President Putin may ‘talk the talk’ of mediation, but Moscow well understands that the power structure in Kiev was drawn from the pool of racist ant-Slavs, precisely to block any accord with Moscow. Mediation is bound to be rebuffed – that was Washington’s purpose in empowering the Stefan Banderista bloc from the outset.
An unravelling of the Kiev political structures, however, probably renders all the ‘would-be mediators’ unnecessary.
Put frankly, a new (cleansed) dispensation in Kiev likely would conclude that it has little option other than capitulation on the battlefront, to offer formal neutrality and limits to future militarisation.
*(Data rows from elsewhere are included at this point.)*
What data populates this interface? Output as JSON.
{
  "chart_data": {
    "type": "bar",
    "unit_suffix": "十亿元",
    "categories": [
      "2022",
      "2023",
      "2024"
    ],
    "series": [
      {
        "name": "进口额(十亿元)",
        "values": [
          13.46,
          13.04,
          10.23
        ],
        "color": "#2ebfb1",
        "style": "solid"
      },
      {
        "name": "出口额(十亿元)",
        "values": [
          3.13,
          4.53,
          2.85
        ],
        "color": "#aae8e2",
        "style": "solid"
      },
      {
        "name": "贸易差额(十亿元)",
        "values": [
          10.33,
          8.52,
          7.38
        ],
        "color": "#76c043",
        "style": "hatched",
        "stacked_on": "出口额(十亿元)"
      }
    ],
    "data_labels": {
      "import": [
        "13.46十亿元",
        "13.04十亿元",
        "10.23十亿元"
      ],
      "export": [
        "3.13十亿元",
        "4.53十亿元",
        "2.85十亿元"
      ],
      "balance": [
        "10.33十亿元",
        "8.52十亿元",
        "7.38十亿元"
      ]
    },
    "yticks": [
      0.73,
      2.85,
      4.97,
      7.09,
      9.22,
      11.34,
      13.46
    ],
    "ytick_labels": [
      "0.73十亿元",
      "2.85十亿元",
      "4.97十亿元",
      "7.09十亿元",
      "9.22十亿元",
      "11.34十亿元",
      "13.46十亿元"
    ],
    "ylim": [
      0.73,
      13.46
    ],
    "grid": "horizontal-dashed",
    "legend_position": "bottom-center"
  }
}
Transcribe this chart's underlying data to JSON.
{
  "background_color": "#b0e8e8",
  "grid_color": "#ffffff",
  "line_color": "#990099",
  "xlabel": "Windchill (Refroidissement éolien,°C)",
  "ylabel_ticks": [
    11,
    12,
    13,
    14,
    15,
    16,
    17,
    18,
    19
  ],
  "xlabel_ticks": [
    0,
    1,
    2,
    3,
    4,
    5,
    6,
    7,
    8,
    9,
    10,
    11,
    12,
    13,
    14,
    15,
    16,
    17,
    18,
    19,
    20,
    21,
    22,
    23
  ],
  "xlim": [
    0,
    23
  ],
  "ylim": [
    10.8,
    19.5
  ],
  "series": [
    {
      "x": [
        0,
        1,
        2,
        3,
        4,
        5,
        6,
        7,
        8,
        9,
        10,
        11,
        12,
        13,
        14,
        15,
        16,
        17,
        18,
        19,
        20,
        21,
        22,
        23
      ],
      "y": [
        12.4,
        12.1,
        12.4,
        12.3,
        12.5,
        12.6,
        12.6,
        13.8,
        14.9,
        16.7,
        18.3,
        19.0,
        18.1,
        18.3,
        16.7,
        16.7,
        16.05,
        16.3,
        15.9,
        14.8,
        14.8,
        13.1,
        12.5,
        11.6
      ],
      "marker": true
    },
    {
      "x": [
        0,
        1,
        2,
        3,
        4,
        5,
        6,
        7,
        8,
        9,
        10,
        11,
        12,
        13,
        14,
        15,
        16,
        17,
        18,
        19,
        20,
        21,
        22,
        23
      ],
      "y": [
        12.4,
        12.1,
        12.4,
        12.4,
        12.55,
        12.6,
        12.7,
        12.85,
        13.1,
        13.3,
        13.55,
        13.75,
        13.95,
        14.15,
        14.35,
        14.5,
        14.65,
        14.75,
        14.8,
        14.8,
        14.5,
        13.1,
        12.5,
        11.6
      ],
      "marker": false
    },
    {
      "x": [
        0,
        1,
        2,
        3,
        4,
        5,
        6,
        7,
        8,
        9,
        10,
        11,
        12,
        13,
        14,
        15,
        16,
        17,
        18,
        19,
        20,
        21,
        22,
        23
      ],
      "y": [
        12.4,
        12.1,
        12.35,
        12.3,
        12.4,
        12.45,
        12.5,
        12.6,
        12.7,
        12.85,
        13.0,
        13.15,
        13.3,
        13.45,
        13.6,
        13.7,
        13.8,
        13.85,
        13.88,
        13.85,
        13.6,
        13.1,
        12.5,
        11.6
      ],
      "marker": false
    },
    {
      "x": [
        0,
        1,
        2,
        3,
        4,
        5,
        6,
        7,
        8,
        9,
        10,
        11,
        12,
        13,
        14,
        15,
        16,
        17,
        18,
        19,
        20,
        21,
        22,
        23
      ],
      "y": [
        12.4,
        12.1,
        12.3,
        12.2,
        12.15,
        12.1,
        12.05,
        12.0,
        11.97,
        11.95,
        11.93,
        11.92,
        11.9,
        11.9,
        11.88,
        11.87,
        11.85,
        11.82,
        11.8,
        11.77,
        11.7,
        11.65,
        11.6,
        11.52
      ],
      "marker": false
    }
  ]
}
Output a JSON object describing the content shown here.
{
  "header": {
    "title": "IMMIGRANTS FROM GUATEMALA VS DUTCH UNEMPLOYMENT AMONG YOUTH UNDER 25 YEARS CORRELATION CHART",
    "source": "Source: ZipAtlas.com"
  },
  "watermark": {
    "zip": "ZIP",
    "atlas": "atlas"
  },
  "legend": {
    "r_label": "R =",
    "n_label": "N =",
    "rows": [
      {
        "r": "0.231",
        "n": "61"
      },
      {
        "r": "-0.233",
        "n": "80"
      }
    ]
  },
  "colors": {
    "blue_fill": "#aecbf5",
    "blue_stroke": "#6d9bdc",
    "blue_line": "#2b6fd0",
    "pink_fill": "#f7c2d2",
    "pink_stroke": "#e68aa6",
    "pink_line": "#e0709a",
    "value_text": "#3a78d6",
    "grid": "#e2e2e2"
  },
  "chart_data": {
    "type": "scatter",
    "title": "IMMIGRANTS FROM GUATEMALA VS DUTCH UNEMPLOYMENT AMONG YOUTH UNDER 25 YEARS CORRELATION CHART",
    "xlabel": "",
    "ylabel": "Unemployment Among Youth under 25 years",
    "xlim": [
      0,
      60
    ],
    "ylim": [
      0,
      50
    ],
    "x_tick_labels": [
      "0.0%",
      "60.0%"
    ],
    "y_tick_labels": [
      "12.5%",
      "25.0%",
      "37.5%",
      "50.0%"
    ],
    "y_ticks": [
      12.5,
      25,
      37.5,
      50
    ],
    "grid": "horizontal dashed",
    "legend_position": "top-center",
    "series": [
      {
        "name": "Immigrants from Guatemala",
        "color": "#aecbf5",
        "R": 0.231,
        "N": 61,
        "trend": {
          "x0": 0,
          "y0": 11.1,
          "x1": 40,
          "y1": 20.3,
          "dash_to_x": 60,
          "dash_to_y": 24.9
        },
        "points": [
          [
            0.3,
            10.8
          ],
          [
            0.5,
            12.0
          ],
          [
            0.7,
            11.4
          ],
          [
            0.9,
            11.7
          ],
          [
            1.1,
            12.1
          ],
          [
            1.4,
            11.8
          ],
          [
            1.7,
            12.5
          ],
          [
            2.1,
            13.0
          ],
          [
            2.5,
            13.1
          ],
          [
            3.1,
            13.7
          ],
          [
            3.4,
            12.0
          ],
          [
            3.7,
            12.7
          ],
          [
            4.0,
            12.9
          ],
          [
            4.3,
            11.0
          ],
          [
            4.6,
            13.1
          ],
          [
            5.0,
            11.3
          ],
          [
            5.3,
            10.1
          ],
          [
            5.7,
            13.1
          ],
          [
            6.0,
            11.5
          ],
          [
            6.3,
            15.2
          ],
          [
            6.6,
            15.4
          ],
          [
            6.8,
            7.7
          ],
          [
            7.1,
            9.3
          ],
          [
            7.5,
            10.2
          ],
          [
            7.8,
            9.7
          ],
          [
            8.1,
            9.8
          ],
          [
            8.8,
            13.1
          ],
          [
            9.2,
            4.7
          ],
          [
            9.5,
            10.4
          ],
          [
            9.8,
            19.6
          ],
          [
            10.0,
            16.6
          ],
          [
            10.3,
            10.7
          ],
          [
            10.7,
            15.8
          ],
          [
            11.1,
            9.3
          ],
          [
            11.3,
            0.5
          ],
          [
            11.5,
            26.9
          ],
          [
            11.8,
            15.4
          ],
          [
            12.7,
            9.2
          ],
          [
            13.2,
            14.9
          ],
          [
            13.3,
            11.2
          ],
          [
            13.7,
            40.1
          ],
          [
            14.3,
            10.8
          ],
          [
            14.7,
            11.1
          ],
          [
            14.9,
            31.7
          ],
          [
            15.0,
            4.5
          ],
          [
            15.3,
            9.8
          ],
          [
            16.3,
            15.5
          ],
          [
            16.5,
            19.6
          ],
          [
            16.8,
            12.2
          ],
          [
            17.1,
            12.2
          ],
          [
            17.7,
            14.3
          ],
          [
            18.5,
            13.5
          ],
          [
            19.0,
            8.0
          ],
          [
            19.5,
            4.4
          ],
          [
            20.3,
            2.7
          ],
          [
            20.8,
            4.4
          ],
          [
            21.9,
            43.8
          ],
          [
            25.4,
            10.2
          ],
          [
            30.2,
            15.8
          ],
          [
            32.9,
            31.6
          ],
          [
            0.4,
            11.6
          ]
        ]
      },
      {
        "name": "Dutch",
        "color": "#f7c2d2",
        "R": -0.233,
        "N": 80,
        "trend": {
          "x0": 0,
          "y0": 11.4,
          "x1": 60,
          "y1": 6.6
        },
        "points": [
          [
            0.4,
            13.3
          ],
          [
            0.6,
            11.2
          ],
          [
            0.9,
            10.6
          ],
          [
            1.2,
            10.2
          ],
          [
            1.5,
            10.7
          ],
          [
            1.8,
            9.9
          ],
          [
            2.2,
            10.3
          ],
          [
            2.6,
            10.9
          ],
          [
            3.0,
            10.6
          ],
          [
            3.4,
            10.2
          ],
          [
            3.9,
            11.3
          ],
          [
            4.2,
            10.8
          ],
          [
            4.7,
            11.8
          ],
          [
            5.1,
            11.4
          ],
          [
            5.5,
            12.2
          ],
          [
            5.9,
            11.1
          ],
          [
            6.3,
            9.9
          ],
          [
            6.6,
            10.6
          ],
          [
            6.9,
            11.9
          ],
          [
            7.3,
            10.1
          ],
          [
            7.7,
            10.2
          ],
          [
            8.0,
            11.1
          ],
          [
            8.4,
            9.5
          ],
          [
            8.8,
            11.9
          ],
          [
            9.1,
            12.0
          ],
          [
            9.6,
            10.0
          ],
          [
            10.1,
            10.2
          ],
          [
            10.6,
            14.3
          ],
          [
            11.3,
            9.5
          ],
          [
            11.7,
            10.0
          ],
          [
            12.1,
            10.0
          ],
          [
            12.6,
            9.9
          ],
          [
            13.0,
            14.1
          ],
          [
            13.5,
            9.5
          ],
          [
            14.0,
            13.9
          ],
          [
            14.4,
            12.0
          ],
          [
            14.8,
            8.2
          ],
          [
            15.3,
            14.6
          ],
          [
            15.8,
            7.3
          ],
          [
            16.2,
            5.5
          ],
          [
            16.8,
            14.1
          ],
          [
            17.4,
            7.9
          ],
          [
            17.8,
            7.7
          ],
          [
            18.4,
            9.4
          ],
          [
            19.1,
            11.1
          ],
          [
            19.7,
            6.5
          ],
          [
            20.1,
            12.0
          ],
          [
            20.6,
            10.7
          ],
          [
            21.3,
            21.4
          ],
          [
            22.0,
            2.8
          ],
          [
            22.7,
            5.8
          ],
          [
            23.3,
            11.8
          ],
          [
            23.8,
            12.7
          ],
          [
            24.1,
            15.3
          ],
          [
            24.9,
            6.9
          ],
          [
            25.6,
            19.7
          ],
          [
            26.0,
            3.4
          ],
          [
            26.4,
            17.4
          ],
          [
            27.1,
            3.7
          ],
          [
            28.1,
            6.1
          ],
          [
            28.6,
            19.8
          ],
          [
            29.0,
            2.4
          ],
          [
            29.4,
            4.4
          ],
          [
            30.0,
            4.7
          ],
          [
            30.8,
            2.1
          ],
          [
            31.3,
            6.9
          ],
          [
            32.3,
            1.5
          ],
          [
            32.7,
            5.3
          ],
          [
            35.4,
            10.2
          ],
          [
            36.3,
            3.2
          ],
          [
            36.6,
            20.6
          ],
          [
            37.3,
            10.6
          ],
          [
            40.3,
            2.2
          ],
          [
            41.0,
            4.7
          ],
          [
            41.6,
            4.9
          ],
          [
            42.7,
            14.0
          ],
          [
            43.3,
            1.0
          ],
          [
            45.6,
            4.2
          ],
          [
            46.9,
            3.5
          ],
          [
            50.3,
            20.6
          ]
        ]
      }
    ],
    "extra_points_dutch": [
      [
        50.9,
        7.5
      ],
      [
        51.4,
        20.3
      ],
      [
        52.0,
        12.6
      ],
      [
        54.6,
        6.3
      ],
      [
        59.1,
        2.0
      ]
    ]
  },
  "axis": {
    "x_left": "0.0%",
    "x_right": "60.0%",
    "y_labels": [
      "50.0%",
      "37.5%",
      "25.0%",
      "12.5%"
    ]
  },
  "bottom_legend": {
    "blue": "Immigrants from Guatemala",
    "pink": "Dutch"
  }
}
And Moscow is quite able to discuss ‘that’ with Ukrainians, without ‘help’ from outside.
Of course, a chorus will arise that the U.S. will not be able to accept the complete collapse of Ukraine’s military capabilities – In the run-up to the November elections, that is quite true (rhetorically). That is why Putin keeps the ‘mediation narrative’ alive.
There is the BRICS summit ahead (in Russia, in late October) which needs managing. The West will push mediation until the last, in order to keep the existing Russophobic Kiev regime on life support for as long as possible – and to keep the frozen-conflict notion to the fore in the mind of some BRICS attendees. However, the frozen-conflict proposal is a trap to lay foundations for a future platform of pressures on Russia.
The U.S. and UK intelligence service chiefs may toy with the idea of striking deep inside Russia with ATACMS, but the resort to measures (frankly) aimed to terrorise the Russian civilian population, and to undermine Putin’s popularity, serves more to underline western strategic failure. Yet again, the West has failed to stand up a credible military force to overthrow a target, even one painted in full demonic hues.
The war is lost, and the struggle to keep the ‘enforced pretending’ going is breaking through, to be seen by all as a false reality.